国税庁が、特措法の対象になっていない酒屋に「酒類の取引を停止」することを要請しているのは、明らかに違法な行政指導である。罰金(過料)を課す権限があるのは都道府県知事だけなので、酒屋がそれを代行するのも違法である。
この事務連絡に強制力はないが、国税庁は酒類免許の許認可権をもっているので、酒屋は抵抗できない。その最後には「地方創生臨時交付金を活用した酒類販売事業者に対する支援について」という項目があり、さりげなく「指導に従う酒屋には補助金を出す」と示唆している。役所はアメもムチも持っているのだ。
官僚はこの行政指導の違法性を知っていたはずだ
この問題は深刻である。国税庁の官僚は、酒屋が特措法の対象になっていないことぐらい知っているはずだ。官僚はこういう手続き的な違法性には敏感なので「大臣、特措法では酒屋には要請できません」といった人がいるはずだが、西村氏はそれを押し切って事務連絡を出させたのだろう。
金融機関に対する「働きかけ」の要請は撤回されたが、これも金融庁が7月9日の夕方に事務連絡を出す予定だったというから、同じ論理構成になっていたはずだ。金融機関も特措法の対象になっていないので違法である。
この背景には、蔓延防止措置を守らないで酒を出す飲食店が増え、業界から「要請を守らない店を取り締まれ」という陳情が増えている事情がある。西村氏もそれを強調していたが、要請を守らない店が増えているのは、要請が不合理だからである。

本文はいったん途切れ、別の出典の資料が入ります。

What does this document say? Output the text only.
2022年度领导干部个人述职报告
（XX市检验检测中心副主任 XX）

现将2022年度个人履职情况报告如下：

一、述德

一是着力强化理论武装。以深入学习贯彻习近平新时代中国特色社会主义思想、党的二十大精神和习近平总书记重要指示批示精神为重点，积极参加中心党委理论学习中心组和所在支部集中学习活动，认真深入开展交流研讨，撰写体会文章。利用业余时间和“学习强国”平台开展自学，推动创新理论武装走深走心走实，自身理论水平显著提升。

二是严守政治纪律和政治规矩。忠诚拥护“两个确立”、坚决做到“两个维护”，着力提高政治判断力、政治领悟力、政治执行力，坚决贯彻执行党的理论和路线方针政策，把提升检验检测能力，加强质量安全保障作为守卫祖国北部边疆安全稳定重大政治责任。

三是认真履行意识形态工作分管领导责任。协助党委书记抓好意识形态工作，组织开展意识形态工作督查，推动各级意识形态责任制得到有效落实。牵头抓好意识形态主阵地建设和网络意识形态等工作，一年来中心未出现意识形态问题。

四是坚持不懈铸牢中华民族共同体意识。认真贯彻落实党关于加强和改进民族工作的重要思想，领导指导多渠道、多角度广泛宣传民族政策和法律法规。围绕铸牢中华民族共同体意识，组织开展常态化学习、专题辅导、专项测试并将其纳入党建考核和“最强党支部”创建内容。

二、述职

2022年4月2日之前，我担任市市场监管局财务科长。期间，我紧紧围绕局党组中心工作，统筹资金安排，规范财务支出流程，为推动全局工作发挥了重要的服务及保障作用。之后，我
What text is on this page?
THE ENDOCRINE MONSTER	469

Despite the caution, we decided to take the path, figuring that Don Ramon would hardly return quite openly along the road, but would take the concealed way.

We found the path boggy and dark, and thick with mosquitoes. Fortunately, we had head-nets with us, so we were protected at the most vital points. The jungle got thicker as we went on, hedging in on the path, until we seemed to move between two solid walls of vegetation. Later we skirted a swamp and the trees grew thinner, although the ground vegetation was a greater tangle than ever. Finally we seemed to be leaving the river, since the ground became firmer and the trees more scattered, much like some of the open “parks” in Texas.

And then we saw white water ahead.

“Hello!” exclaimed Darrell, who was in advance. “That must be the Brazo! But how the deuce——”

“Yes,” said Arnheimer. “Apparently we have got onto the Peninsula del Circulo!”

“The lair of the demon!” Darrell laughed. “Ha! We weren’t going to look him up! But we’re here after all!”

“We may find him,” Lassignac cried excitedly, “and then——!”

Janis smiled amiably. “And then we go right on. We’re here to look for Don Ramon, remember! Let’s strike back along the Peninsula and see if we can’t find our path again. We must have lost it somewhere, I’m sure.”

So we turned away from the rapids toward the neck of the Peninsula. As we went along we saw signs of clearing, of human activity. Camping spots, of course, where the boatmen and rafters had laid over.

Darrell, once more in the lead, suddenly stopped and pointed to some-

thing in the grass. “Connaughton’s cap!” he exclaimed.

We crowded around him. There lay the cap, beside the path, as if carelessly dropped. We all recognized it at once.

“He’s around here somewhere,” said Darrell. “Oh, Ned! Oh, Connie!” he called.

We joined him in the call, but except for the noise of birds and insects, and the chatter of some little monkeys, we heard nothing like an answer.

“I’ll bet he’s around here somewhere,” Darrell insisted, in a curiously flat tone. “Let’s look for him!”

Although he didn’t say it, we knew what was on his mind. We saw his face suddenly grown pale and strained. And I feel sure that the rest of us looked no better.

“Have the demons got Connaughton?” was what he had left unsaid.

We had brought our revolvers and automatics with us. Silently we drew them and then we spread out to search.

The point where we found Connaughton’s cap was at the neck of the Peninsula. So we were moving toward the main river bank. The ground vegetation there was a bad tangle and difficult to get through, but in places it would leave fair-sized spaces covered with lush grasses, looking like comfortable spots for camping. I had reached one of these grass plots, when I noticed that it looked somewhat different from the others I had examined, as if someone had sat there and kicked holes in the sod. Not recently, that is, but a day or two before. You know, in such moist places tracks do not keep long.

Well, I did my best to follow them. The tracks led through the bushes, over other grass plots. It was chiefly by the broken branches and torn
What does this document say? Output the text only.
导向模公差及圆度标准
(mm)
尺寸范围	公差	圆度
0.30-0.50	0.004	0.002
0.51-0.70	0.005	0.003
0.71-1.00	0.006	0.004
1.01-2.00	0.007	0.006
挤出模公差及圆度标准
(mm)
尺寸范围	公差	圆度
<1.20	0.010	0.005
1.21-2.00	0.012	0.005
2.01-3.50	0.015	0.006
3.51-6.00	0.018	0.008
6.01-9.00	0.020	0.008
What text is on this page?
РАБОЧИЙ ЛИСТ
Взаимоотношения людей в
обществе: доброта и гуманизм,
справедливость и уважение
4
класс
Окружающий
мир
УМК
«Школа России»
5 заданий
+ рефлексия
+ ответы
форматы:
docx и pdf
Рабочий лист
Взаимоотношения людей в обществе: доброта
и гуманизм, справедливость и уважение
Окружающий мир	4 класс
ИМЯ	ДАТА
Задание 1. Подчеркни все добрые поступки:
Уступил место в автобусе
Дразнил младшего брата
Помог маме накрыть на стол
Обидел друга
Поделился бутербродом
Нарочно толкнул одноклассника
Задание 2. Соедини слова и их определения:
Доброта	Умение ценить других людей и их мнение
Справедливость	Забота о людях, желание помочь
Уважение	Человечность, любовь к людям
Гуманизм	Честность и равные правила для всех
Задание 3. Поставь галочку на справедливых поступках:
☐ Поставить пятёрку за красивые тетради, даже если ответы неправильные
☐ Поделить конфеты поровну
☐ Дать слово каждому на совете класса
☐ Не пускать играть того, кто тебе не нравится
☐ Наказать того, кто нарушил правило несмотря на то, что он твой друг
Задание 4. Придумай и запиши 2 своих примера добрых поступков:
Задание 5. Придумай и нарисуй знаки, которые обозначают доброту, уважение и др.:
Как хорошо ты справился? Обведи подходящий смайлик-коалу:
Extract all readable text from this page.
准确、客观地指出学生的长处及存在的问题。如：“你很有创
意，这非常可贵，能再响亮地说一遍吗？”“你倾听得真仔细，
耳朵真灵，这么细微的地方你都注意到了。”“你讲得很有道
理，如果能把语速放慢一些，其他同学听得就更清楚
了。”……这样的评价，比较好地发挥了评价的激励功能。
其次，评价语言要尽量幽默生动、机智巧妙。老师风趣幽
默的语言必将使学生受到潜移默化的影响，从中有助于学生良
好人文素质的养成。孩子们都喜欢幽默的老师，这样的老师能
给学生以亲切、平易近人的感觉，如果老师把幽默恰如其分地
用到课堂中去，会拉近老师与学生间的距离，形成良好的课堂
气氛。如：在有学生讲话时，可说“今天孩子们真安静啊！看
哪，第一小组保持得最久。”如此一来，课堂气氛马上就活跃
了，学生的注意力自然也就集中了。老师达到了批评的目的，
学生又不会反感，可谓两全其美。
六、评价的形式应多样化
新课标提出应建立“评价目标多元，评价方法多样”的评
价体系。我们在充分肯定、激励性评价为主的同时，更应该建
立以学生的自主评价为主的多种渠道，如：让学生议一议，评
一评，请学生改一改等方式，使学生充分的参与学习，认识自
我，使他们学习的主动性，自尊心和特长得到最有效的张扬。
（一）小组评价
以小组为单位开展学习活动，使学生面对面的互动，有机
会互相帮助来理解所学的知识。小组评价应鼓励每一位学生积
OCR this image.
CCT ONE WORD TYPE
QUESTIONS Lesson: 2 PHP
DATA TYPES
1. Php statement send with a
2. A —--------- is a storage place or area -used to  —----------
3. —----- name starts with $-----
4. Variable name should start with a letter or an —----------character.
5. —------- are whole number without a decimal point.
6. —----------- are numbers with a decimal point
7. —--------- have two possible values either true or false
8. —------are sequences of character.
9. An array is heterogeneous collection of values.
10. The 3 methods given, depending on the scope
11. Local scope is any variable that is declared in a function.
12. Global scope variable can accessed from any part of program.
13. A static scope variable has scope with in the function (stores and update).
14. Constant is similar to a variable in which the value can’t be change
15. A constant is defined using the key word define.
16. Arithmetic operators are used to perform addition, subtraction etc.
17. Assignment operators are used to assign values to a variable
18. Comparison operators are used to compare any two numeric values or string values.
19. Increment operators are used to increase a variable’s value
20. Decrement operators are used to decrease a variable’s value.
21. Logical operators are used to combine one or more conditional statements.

まず飲食店の営業制限を考え直し、必要なら法改正するのが法治国家である。現行法で取り締まれないからといって、銀行や酒屋に行政のスパイをさせるのは本末転倒である。
西村氏はパワハラで有名なので、官僚も抵抗できないのだろう。こうなると職権濫用の歯止めになっていた手続き論も無視し、緊急事態宣言の恣意的な運用が拡大するおそれが強い。菅首相は国税庁の事務連絡を撤回し、西村大臣を更迭すべきだ。